If your life is so sad and pathetic as to have none of The Pixies music in it, then here; I’ve got some for you:
There you go, you owe me bigtime.
Now, let us turn our attention to the exhibition opening on Saturday at the National Gallery which I got to look at today because I too am cool (but not as cool as Roy Lichtenstein or The Pixies).
When I was a very little tacker I was lucky enough to be dragged around a lot of art galleries. Feet sore and frequently bored out of my mind I always came away with something that had blown my mind.
More often than not, I was to come to realise the things that had excited me were by Roy Lichtenstein.
This was no accident, his most famous works play with the style of comic books which were pretty much the whole of my pocket money spend back then.
(And seriously, if you’ve got a choice between a vase of flowers and an exploding jet fighter which are you going to go with?)
This exhibition starts (as they often do) slowly with early work almost unrecognisable to an audience that knows only the famous works.

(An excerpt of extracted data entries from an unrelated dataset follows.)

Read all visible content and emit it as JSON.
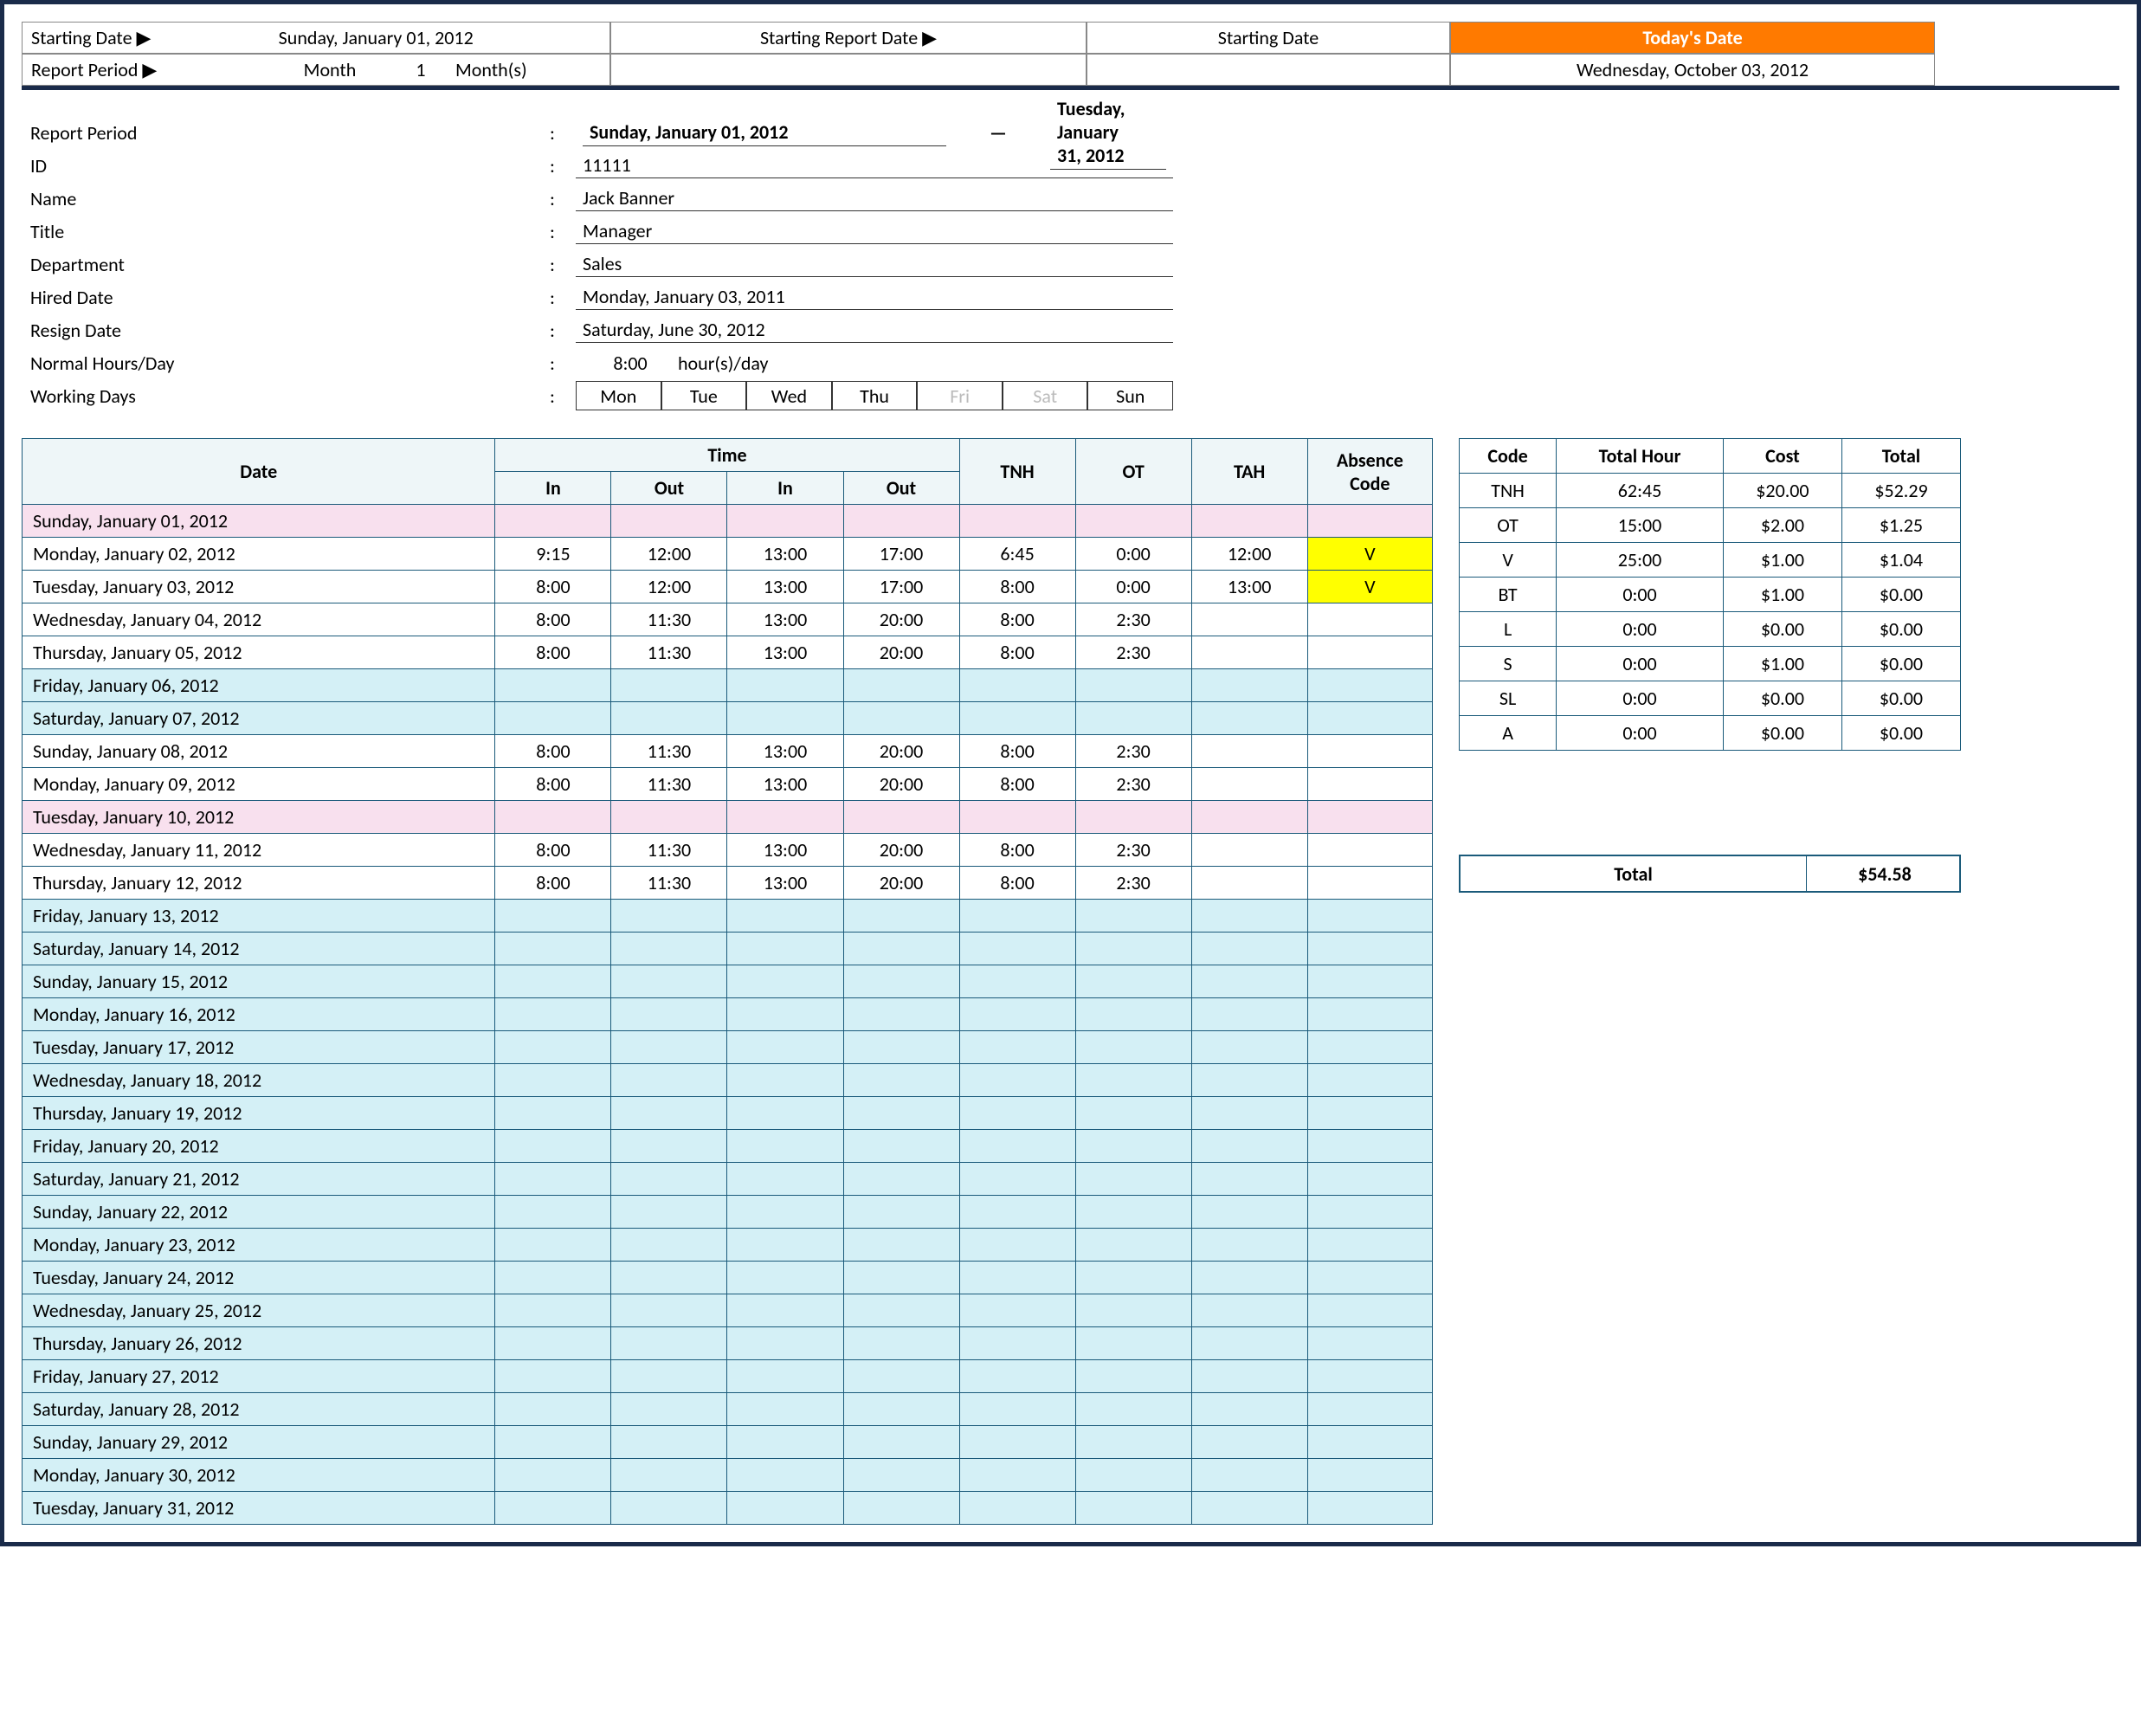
{
  "header": {
    "starting_date_label": "Starting Date ▶",
    "starting_date_value": "Sunday, January 01, 2012",
    "report_period_label": "Report Period ▶",
    "report_period_type": "Month",
    "report_period_count": "1",
    "report_period_unit": "Month(s)",
    "starting_report_date_label": "Starting Report Date ▶",
    "starting_report_date_value": "Starting Date",
    "todays_date_label": "Today's Date",
    "todays_date_value": "Wednesday, October 03, 2012"
  },
  "info": {
    "labels": {
      "report_period": "Report Period",
      "id": "ID",
      "name": "Name",
      "title": "Title",
      "department": "Department",
      "hired_date": "Hired Date",
      "resign_date": "Resign Date",
      "normal_hours": "Normal Hours/Day",
      "working_days": "Working Days"
    },
    "values": {
      "period_start": "Sunday, January 01, 2012",
      "period_sep": "—",
      "period_end": "Tuesday, January 31, 2012",
      "id": "11111",
      "name": "Jack Banner",
      "title": "Manager",
      "department": "Sales",
      "hired_date": "Monday, January 03, 2011",
      "resign_date": "Saturday, June 30, 2012",
      "hours_value": "8:00",
      "hours_unit": "hour(s)/day"
    },
    "days": [
      {
        "label": "Mon",
        "on": true
      },
      {
        "label": "Tue",
        "on": true
      },
      {
        "label": "Wed",
        "on": true
      },
      {
        "label": "Thu",
        "on": true
      },
      {
        "label": "Fri",
        "on": false
      },
      {
        "label": "Sat",
        "on": false
      },
      {
        "label": "Sun",
        "on": true
      }
    ]
  },
  "timesheet": {
    "headers": {
      "date": "Date",
      "time": "Time",
      "in": "In",
      "out": "Out",
      "tnh": "TNH",
      "ot": "OT",
      "tah": "TAH",
      "absence": "Absence Code"
    },
    "rows": [
      {
        "date": "Sunday, January 01, 2012",
        "cls": "row-pink"
      },
      {
        "date": "Monday, January 02, 2012",
        "in1": "9:15",
        "out1": "12:00",
        "in2": "13:00",
        "out2": "17:00",
        "tnh": "6:45",
        "ot": "0:00",
        "tah": "12:00",
        "abs": "V"
      },
      {
        "date": "Tuesday, January 03, 2012",
        "in1": "8:00",
        "out1": "12:00",
        "in2": "13:00",
        "out2": "17:00",
        "tnh": "8:00",
        "ot": "0:00",
        "tah": "13:00",
        "abs": "V"
      },
      {
        "date": "Wednesday, January 04, 2012",
        "in1": "8:00",
        "out1": "11:30",
        "in2": "13:00",
        "out2": "20:00",
        "tnh": "8:00",
        "ot": "2:30"
      },
      {
        "date": "Thursday, January 05, 2012",
        "in1": "8:00",
        "out1": "11:30",
        "in2": "13:00",
        "out2": "20:00",
        "tnh": "8:00",
        "ot": "2:30"
      },
      {
        "date": "Friday, January 06, 2012",
        "cls": "row-weekend"
      },
      {
        "date": "Saturday, January 07, 2012",
        "cls": "row-weekend"
      },
      {
        "date": "Sunday, January 08, 2012",
        "in1": "8:00",
        "out1": "11:30",
        "in2": "13:00",
        "out2": "20:00",
        "tnh": "8:00",
        "ot": "2:30"
      },
      {
        "date": "Monday, January 09, 2012",
        "in1": "8:00",
        "out1": "11:30",
        "in2": "13:00",
        "out2": "20:00",
        "tnh": "8:00",
        "ot": "2:30"
      },
      {
        "date": "Tuesday, January 10, 2012",
        "cls": "row-pink"
      },
      {
        "date": "Wednesday, January 11, 2012",
        "in1": "8:00",
        "out1": "11:30",
        "in2": "13:00",
        "out2": "20:00",
        "tnh": "8:00",
        "ot": "2:30"
      },
      {
        "date": "Thursday, January 12, 2012",
        "in1": "8:00",
        "out1": "11:30",
        "in2": "13:00",
        "out2": "20:00",
        "tnh": "8:00",
        "ot": "2:30"
      },
      {
        "date": "Friday, January 13, 2012",
        "cls": "row-weekend"
      },
      {
        "date": "Saturday, January 14, 2012",
        "cls": "row-weekend"
      },
      {
        "date": "Sunday, January 15, 2012",
        "cls": "row-weekend"
      },
      {
        "date": "Monday, January 16, 2012",
        "cls": "row-weekend"
      },
      {
        "date": "Tuesday, January 17, 2012",
        "cls": "row-weekend"
      },
      {
        "date": "Wednesday, January 18, 2012",
        "cls": "row-weekend"
      },
      {
        "date": "Thursday, January 19, 2012",
        "cls": "row-weekend"
      },
      {
        "date": "Friday, January 20, 2012",
        "cls": "row-weekend"
      },
      {
        "date": "Saturday, January 21, 2012",
        "cls": "row-weekend"
      },
      {
        "date": "Sunday, January 22, 2012",
        "cls": "row-weekend"
      },
      {
        "date": "Monday, January 23, 2012",
        "cls": "row-weekend"
      },
      {
        "date": "Tuesday, January 24, 2012",
        "cls": "row-weekend"
      },
      {
        "date": "Wednesday, January 25, 2012",
        "cls": "row-weekend"
      },
      {
        "date": "Thursday, January 26, 2012",
        "cls": "row-weekend"
      },
      {
        "date": "Friday, January 27, 2012",
        "cls": "row-weekend"
      },
      {
        "date": "Saturday, January 28, 2012",
        "cls": "row-weekend"
      },
      {
        "date": "Sunday, January 29, 2012",
        "cls": "row-weekend"
      },
      {
        "date": "Monday, January 30, 2012",
        "cls": "row-weekend"
      },
      {
        "date": "Tuesday, January 31, 2012",
        "cls": "row-weekend"
      }
    ]
  },
  "summary": {
    "headers": {
      "code": "Code",
      "total_hour": "Total Hour",
      "cost": "Cost",
      "total": "Total"
    },
    "rows": [
      {
        "code": "TNH",
        "hour": "62:45",
        "cost": "$20.00",
        "total": "$52.29"
      },
      {
        "code": "OT",
        "hour": "15:00",
        "cost": "$2.00",
        "total": "$1.25"
      },
      {
        "code": "V",
        "hour": "25:00",
        "cost": "$1.00",
        "total": "$1.04"
      },
      {
        "code": "BT",
        "hour": "0:00",
        "cost": "$1.00",
        "total": "$0.00"
      },
      {
        "code": "L",
        "hour": "0:00",
        "cost": "$0.00",
        "total": "$0.00"
      },
      {
        "code": "S",
        "hour": "0:00",
        "cost": "$1.00",
        "total": "$0.00"
      },
      {
        "code": "SL",
        "hour": "0:00",
        "cost": "$0.00",
        "total": "$0.00"
      },
      {
        "code": "A",
        "hour": "0:00",
        "cost": "$0.00",
        "total": "$0.00"
      }
    ],
    "grand_total_label": "Total",
    "grand_total_value": "$54.58"
  }
}
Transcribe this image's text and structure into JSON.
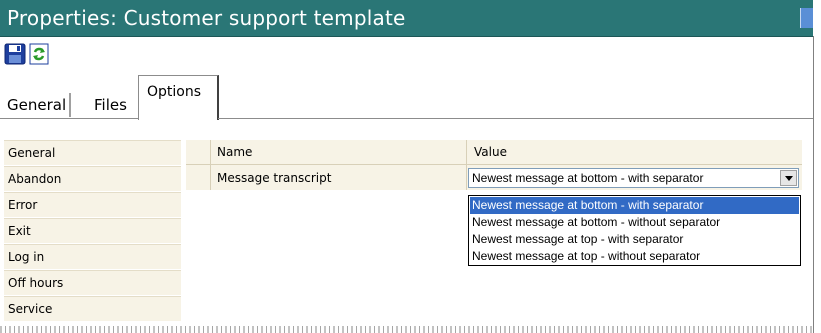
{
  "window": {
    "title": "Properties: Customer support template"
  },
  "toolbar": {
    "icons": [
      "save-icon",
      "refresh-icon"
    ]
  },
  "tabs": [
    {
      "label": "General"
    },
    {
      "label": "Files"
    },
    {
      "label": "Options",
      "selected": true
    }
  ],
  "sidebar": {
    "items": [
      {
        "label": "General"
      },
      {
        "label": "Abandon"
      },
      {
        "label": "Error"
      },
      {
        "label": "Exit"
      },
      {
        "label": "Log in"
      },
      {
        "label": "Off hours"
      },
      {
        "label": "Service"
      }
    ]
  },
  "grid": {
    "headers": {
      "name": "Name",
      "value": "Value"
    },
    "rows": [
      {
        "name": "Message transcript",
        "value": "Newest message at bottom - with separator"
      }
    ]
  },
  "dropdown": {
    "options": [
      {
        "label": "Newest message at bottom - with separator",
        "selected": true
      },
      {
        "label": "Newest message at bottom - without separator"
      },
      {
        "label": "Newest message at top - with separator"
      },
      {
        "label": "Newest message at top - without separator"
      }
    ]
  },
  "colors": {
    "title_bar": "#2a7676",
    "selection": "#316ac5",
    "panel_bg": "#f7f3e6"
  }
}
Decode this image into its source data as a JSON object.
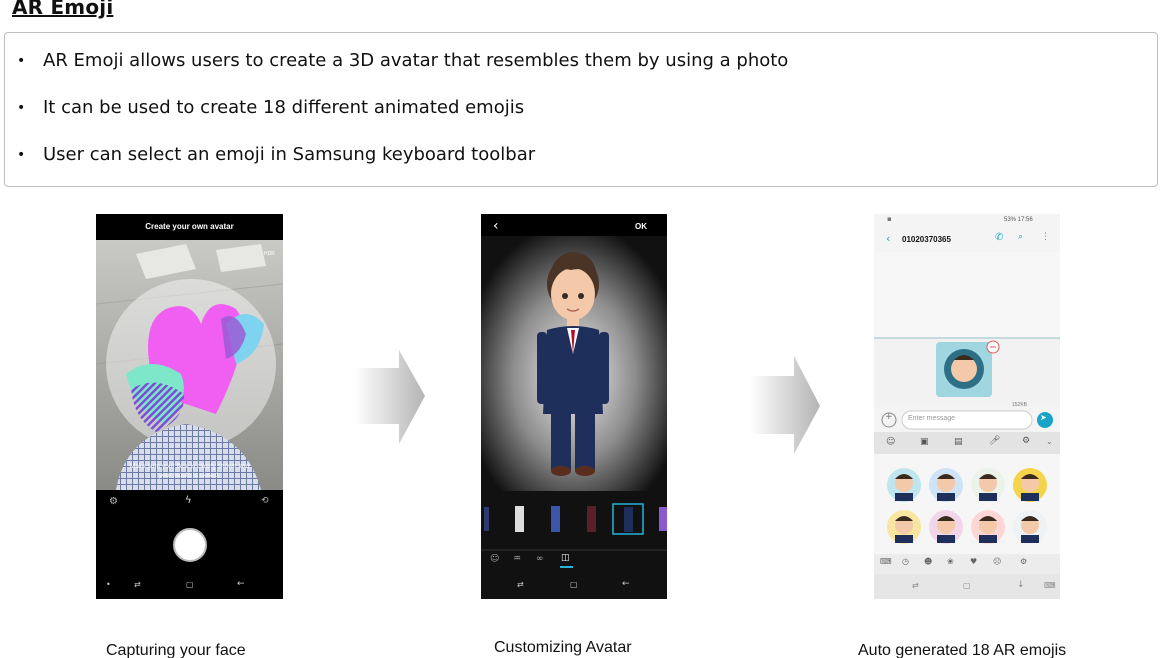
{
  "title": "AR Emoji",
  "bullets": [
    "AR Emoji allows users to create a 3D avatar that resembles them by using a photo",
    "It can be used to create 18 different animated emojis",
    "User can select an emoji in Samsung keyboard toolbar"
  ],
  "bullet_marker": "•",
  "screen1": {
    "header": "Create your own avatar",
    "hdr_badge": "HDR",
    "hint_line1": "Make sure your face is clearly shown and",
    "hint_line2": "your mouth is closed."
  },
  "screen2": {
    "back": "‹",
    "ok": "OK"
  },
  "screen3": {
    "status": "53% 17:56",
    "contact": "01020370365",
    "file_size": "152KB",
    "input_placeholder": "Enter message"
  },
  "captions": {
    "c1": "Capturing your face",
    "c2": "Customizing Avatar",
    "c3": "Auto generated 18 AR emojis"
  },
  "colors": {
    "accent_teal": "#1aa3c8",
    "suit_navy": "#1f2f5c"
  }
}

I’m not saying the early abstracts are Picasso knockoffs, but if imitation is the sincerest form of flattery then Picasso must have been pretty damn flattered. (A striking similarity to Jackson Pollock’s early stuff too now that I think about it).
It’s a frankly fascinating progression through the exhibition from deep dark abstract art where you have to guess at what shapes represent, through to what at first glance are very simple representations.
Those images on closer inspection tend to be a few simple lines and the cunning use of dots to fool our brains into thinking we know what we’re looking at.
The Mirror series mid way through gives a really clear look into how he was starting to bring his techniques together.
He then does the trick backwards with the bull series, which starts with a clearly recognisable bull, and then progresses it to an abstract essence of bull-ness.
The thing I liked most of all with this exhibition is the mighty sense of humour in the collected works.
If you’re not getting the jokes take a second look at his haystacks series, or “Still life with lobster“.
The Gallery has put together an excellent educational resource (let it load fully) if you want to bone up before going.
It should also be noted that Roy Lichtenstein’s clear lines and bright colours make his work really suitable for modern decor, the gift shop will be a handy handy place to get something for the wall.
Even better the exhibition is free. There’s just no reason not spend a quick hour enjoying something very beautiful and here to enjoy until January.
Now if we can just get The Pixies to Canberra we’ll be onto a winner.